Joe nodded, he seemed impressed. “I’ll buy that,” he said. “Are they deep enough to cause the bends?”

“Some are deeper than the Berkeley Pit.”

“Maybe you’re onto something,” Joe said. “But even if you are, why on earth would someone be diving in a poisoned lake?”

“Not sure,” Kurt said. “But Bradshaw told me these guys were a threat to Australian national security. And a flooded, toxic mine like this has two attributes that might make it interesting to such conspirators.”

“And those are?”

“For one thing,” Kurt said, “people stay away from toxic lakes that may or may not leak poisonous gas. And for another, they’re hard to see through.”

“You think they’re hiding something in the lake,” Joe said.

“Hiding it very effectively from a world filled with satellites.”

Joe nodded. “Technically, it’s a world surrounded by satellites. But I get your drift.”

Kurt almost laughed. “Thanks for that dose of editorial genius. I’m sure it’ll come in handy when the bullets start flying.”

After two hours on an empty highway, they were a hundred miles from Alice Springs and cruising a secondary dirt road. They hadn’t seen another soul for the last ninety minutes.

Kurt glanced in the mirror. A thick cloud of dust trailed out behind them, enough that they might have been followed from space. But if someone was tailing them, their engine would have choked out long ago.

He slowed the truck. They’d come to a gap in the barbwire fence that ran along the side of the road. An even more primitive trail led through it and off toward a low rise.

“This should be it.”

Turning the wheel to its stops, Kurt maneuvered the big truck through the opening.

“Just so I’m clear,” Joe said, “we have no idea what’s going on. No idea what we’re getting ourselves into. But we’re doing all this because some snotty bureaucrat didn’t like your theory.”

Kurt nodded. “Yep.”

“You have issues, amigo. Starting with a pathological need to prove yourself right.”

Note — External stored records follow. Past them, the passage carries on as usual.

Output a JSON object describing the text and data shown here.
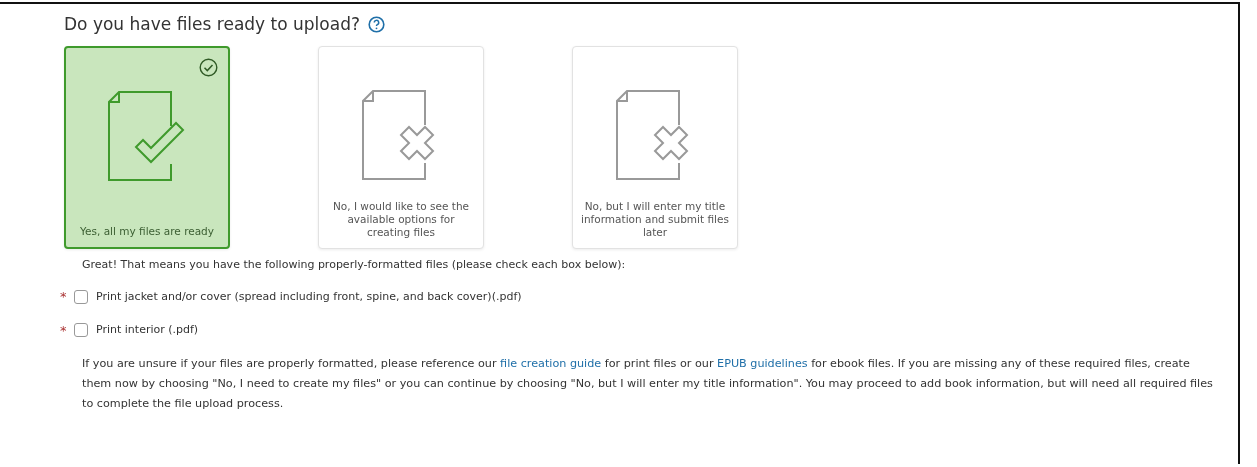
{
  "question": {
    "text": "Do you have files ready to upload?"
  },
  "options": [
    {
      "kind": "yes",
      "label": "Yes, all my files are ready",
      "selected": true
    },
    {
      "kind": "no",
      "label": "No, I would like to see the available options for creating files",
      "selected": false
    },
    {
      "kind": "no",
      "label": "No, but I will enter my title information and submit files later",
      "selected": false
    }
  ],
  "intro": "Great! That means you have the following properly-formatted files (please check each box below):",
  "checklist": [
    {
      "marker": "*",
      "label": "Print jacket and/or cover (spread including front, spine, and back cover)(.pdf)",
      "checked": false
    },
    {
      "marker": "*",
      "label": "Print interior (.pdf)",
      "checked": false
    }
  ],
  "note": [
    {
      "kind": "text",
      "text": "If you are unsure if your files are properly formatted, please reference our "
    },
    {
      "kind": "link",
      "text": "file creation guide"
    },
    {
      "kind": "text",
      "text": " for print files or our "
    },
    {
      "kind": "link",
      "text": "EPUB guidelines"
    },
    {
      "kind": "text",
      "text": " for ebook files. If you are missing any of these required files, create them now by choosing \"No, I need to create my files\" or you can continue by choosing \"No, but I will enter my title information\". You may proceed to add book information, but will need all required files to complete the file upload process."
    }
  ]
}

/> “The least of my flaws,” Kurt insisted as they neared the top of the ridge, “but it’s not that they didn’t believe me. They didn’t even take me seriously.”

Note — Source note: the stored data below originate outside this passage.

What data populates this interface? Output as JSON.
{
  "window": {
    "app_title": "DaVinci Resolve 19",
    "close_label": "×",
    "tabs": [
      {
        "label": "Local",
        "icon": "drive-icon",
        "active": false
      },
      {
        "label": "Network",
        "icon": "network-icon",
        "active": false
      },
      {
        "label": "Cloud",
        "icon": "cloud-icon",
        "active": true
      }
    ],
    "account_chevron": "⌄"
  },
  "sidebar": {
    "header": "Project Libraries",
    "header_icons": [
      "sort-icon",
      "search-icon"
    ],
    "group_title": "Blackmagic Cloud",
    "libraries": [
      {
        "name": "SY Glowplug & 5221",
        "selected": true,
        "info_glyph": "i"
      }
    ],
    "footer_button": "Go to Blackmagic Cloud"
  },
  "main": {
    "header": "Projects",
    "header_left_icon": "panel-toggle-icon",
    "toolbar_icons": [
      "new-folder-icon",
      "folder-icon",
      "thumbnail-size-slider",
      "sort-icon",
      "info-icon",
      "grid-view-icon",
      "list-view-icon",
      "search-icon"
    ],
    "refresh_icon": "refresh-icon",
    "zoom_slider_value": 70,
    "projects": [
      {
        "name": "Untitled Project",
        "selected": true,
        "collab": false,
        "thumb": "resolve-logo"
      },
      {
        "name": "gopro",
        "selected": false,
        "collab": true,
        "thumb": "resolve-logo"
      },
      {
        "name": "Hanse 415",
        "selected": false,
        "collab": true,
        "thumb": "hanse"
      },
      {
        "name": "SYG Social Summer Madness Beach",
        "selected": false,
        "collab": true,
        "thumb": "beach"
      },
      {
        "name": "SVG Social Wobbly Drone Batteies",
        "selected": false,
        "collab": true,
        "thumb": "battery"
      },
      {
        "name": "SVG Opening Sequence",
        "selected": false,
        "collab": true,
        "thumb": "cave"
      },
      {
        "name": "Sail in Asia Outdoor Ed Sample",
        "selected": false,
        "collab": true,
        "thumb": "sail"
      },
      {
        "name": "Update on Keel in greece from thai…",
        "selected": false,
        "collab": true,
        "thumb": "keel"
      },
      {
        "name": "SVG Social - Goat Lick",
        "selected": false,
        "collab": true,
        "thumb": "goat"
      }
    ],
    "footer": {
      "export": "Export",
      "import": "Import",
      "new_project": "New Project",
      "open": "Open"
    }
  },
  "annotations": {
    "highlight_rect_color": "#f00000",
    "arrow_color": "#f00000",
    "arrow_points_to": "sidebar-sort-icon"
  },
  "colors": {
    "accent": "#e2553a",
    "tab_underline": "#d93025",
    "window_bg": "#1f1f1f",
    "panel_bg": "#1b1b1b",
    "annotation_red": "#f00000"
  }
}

The big flatbed crested the ridgeline. Ahead of them was a massive depression filled with crimson water. It had once been known as the Tasman Mine, but a thousand feet down the miners had cracked into a pressurized section of the water table. Just like the Berkeley Pit in Montana, the Tasman Mine had slowly filled with poisoned water. By now, it had risen to within a hundred feet of the rim.

Kurt eased the truck onto a sloping ramp that snaked its way around the walls of the pit and down toward the water’s edge. To his surprise, a group of vehicles were already parked there. Four dust-covered SUVs and a pair of Jeep Wranglers. They appeared to be new builds. The tinted windows and the matching colors just screamed government motor pool.

“Looks like they took you more seriously than you thought,” Joe said.

Kurt put his foot on the brake, slowing the truck until it lurched to a stop. There was something odd about the scene. It took a moment to notice.

“Where are they?” Kurt asked.

Joe shook his head.

There were six vehicles parked at strange angles, two of them with open doors, a third had its tailgate up. There were piles of equipment strewn about on the poisoned beach as if some type of activity were in the works. But there was not a single human being anywhere in sight.